When possible, smart people converging on Point State Park and other vantage points walked, bicycled or rode the light-rail system. Naive visitors paid up to $25 to private parking lot owners, who ripped them off and sent the wrong message, "Party elsewhere next time."

There's a theme for Pittsburgh's birthday: "Imagine what you can do here."

Imagine what you could have done if it were not for some politicians with big egos and poor vision.

You could have ridden during this historic weekend on the nation's first automated, elevated, rubber-tire Skybus vehicles in a town that became the center of a new industry, designing and building people-movers for airports and transit systems around the world. But a former mayor and a county commissioner quashed the plan in court.

You could have joined the celebration from points south on a Mon-Fayette Expressway that originally was to have been completed by now and could be helping revitalize old Monongahela River steel communities from Hazelwood to Monessen.

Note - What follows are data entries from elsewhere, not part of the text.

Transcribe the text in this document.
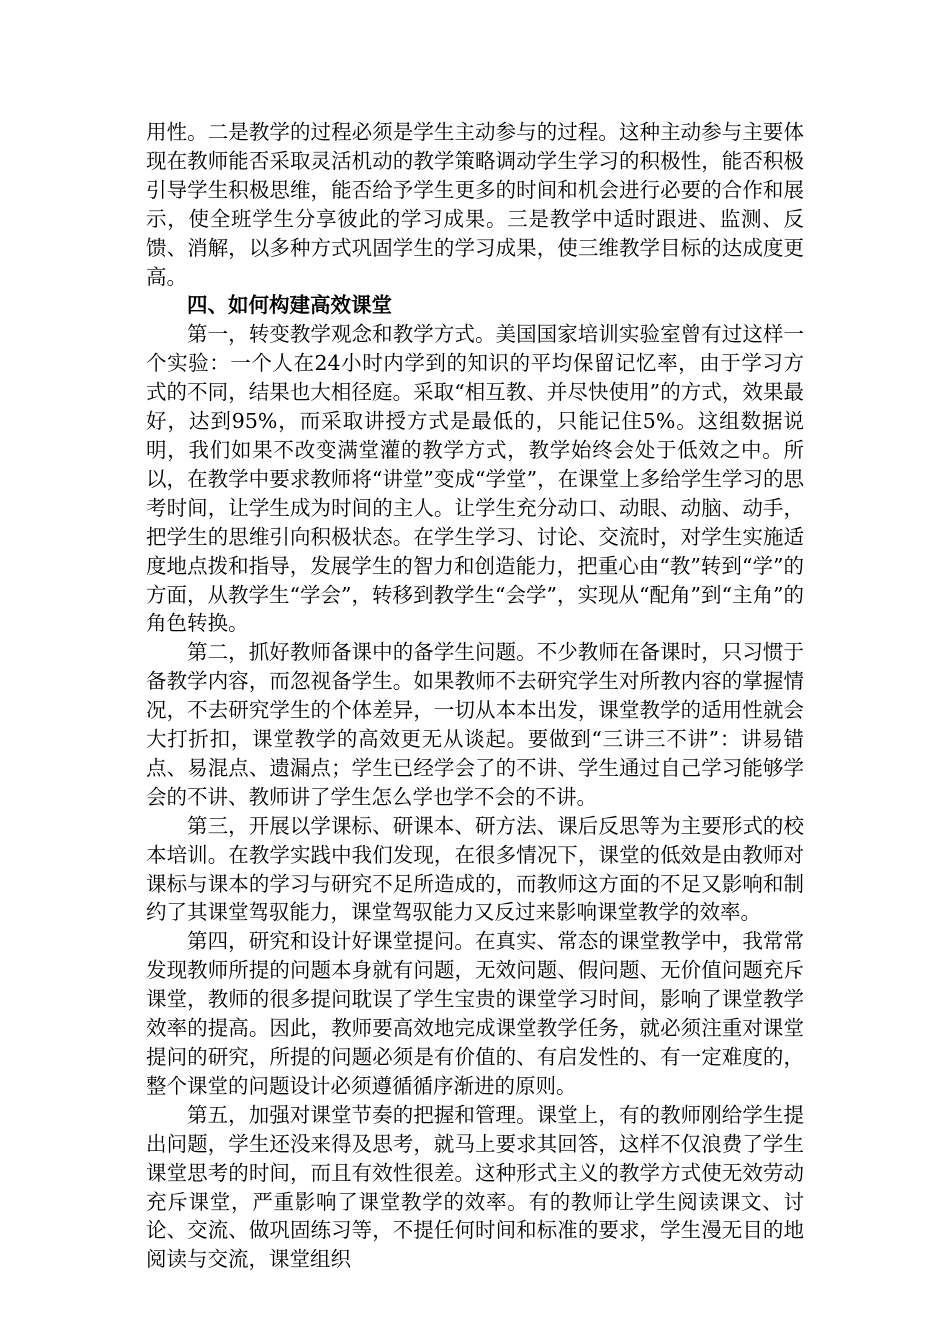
用性。二是教学的过程必须是学生主动参与的过程。这种主动参与主要体现在教师能否采取灵活机动的教学策略调动学生学习的积极性，能否积极引导学生积极思维，能否给予学生更多的时间和机会进行必要的合作和展示，使全班学生分享彼此的学习成果。三是教学中适时跟进、监测、反馈、消解，以多种方式巩固学生的学习成果，使三维教学目标的达成度更高。

四、如何构建高效课堂

第一，转变教学观念和教学方式。美国国家培训实验室曾有过这样一个实验：一个人在24小时内学到的知识的平均保留记忆率，由于学习方式的不同，结果也大相径庭。采取“相互教、并尽快使用”的方式，效果最好，达到95%，而采取讲授方式是最低的，只能记住5%。这组数据说明，我们如果不改变满堂灌的教学方式，教学始终会处于低效之中。所以，在教学中要求教师将“讲堂”变成“学堂”，在课堂上多给学生学习的思考时间，让学生成为时间的主人。让学生充分动口、动眼、动脑、动手，把学生的思维引向积极状态。在学生学习、讨论、交流时，对学生实施适度地点拨和指导，发展学生的智力和创造能力，把重心由“教”转到“学”的方面，从教学生“学会”，转移到教学生“会学”，实现从“配角”到“主角”的角色转换。

第二，抓好教师备课中的备学生问题。不少教师在备课时，只习惯于备教学内容，而忽视备学生。如果教师不去研究学生对所教内容的掌握情况，不去研究学生的个体差异，一切从本本出发，课堂教学的适用性就会大打折扣，课堂教学的高效更无从谈起。要做到“三讲三不讲”：讲易错点、易混点、遗漏点；学生已经学会了的不讲、学生通过自己学习能够学会的不讲、教师讲了学生怎么学也学不会的不讲。

第三，开展以学课标、研课本、研方法、课后反思等为主要形式的校本培训。在教学实践中我们发现，在很多情况下，课堂的低效是由教师对课标与课本的学习与研究不足所造成的，而教师这方面的不足又影响和制约了其课堂驾驭能力，课堂驾驭能力又反过来影响课堂教学的效率。

第四，研究和设计好课堂提问。在真实、常态的课堂教学中，我常常发现教师所提的问题本身就有问题，无效问题、假问题、无价值问题充斥课堂，教师的很多提问耽误了学生宝贵的课堂学习时间，影响了课堂教学效率的提高。因此，教师要高效地完成课堂教学任务，就必须注重对课堂提问的研究，所提的问题必须是有价值的、有启发性的、有一定难度的，整个课堂的问题设计必须遵循循序渐进的原则。

第五，加强对课堂节奏的把握和管理。课堂上，有的教师刚给学生提出问题，学生还没来得及思考，就马上要求其回答，这样不仅浪费了学生课堂思考的时间，而且有效性很差。这种形式主义的教学方式使无效劳动充斥课堂，严重影响了课堂教学的效率。有的教师让学生阅读课文、讨论、交流、做巩固练习等，不提任何时间和标准的要求，学生漫无目的地阅读与交流，课堂组织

But three former mayors and a number of City Council cohorts have turned one of the nation's biggest highway projects into a dead-end.

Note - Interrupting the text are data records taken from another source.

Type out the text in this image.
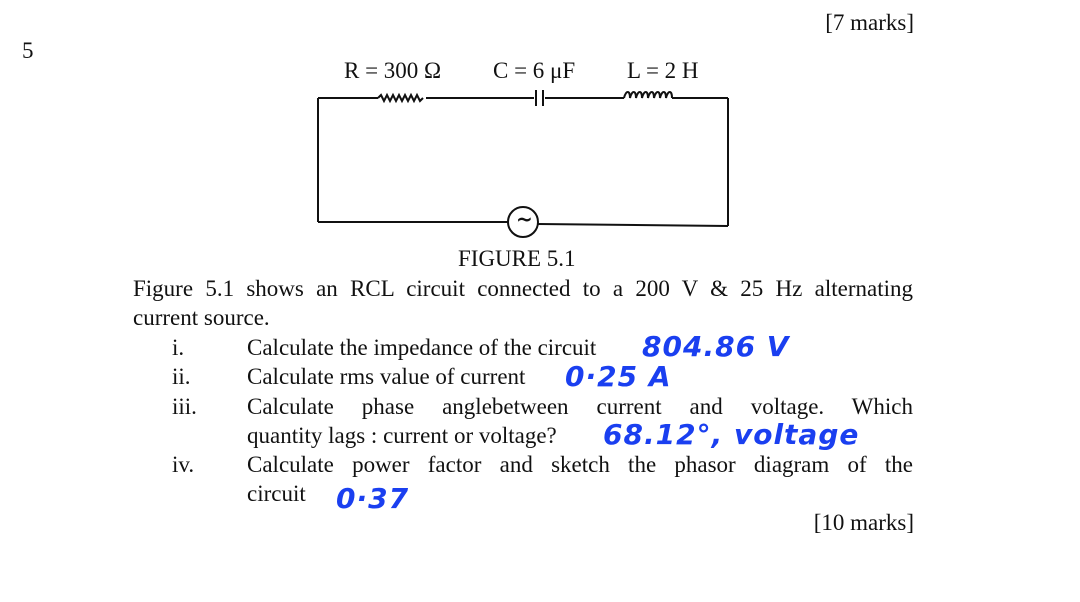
[7 marks]
5
R = 300 Ω C = 6 μF L = 2 H
~
FIGURE 5.1
Figure 5.1 shows an RCL circuit connected to a 200 V & 25 Hz alternating
current source.
i.	Calculate the impedance of the circuit 804.86 V
ii. Calculate rms value of current 0·25 A
iii. Calculate phase anglebetween current and voltage. Which
quantity lags : current or voltage? 68.12°, voltage
iv. Calculate power factor and sketch the phasor diagram of the
circuit 0·37
[10 marks]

You could have driven to and from the North Shore, Bigelow Boulevard and I-579 on a half-dozen interstate ramps PennDOT was forced to drop from construction plans in the early 1980s. A former mayor blocked the original design.

You could have come Downtown from Squirrel Hill, Oakland, SoHo, the Hill and Uptown on a just-completed "Spine Line" light-rail extension. But when three county commissioners said no, a former mayor failed to fight for the ambitious project that had already moved well along in the federal approval process.

The town that was once a transportation leader has missed opportunities despite the fact that none of the projects would have directly cost city taxpayers a cent.

All has not been lost, however. Despite their own well-known financial difficulties, PennDOT and the Port Authority have stepped up and helped to sustain Pittsburgh as the economic, educational, entertainment and cultural center of Western Pennsylvania.

Over the past 25 years, PennDOT has built the Parkway North/I-279, rebuilt the Parkway East and Parkway West, rehabilitated the major tunnels and bridges and continues to improve key places including the West End Circle, Route 28 from the North Side to Millvale and a new Oakland/Boulevard of the Allies "gateway."

Over the past 25 years, the Port Authority has added the Martin Luther King Jr. East Busway, the West Busway and a subway envisioned by city leaders as far back as 1906. The underground light-rail system is currently being extended to the North Shore to link Downtown to new development and regional attractions.

Over the past 25 years, the city has converted Fort Duquesne Boulevard into a tree-lined thoroughfare and expanded biking-walking trails. But the most noteworthy transportation achievement taking place piece-by-piece and making a collective impact has been adding parking garages and parking lots.

The city's parking authority has built the First Avenue, Boulevard of Allies, Oliver and Second Avenue Plaza garages, or more than 3,000 spaces. Last week, it added another 1,000 spaces with the opening of the Grant Street Transportation Center where the only transportation mode besides cars are Greyhound buses.

The city-affiliated Sports and Exhibition Authority has built the North Shore, Convention Center and West General Robinson Street garages, totaling nearly 3,000 spaces.

New parking garages have also been built at the Cultural District, Mellon Financial Center, South Side Works and the Cork Factory and are under construction for the Pittsburgh Technology Center, new Penguins arena and elsewhere.

Not to mention the biggest parking monstrosity in Pennsylvania -- a 10-story, 3,800-space garage for the new gambling casino on the North Shore.

The added parking spaces give people about 15,000 more reasons -- not including Oakland -- to jump in cars and drive, despite high gas prices, some of the nation's highest parking prices, empty bus seats, continued traffic congestion and a "growing green" campaign.

"Where are you going with this column?" a PG editor interrupted Mr. Know-it-All. "You've lost your focus."

Maybe that's the point.

After 250 years, when it comes to transportation, Pittsburgh has lost its focus.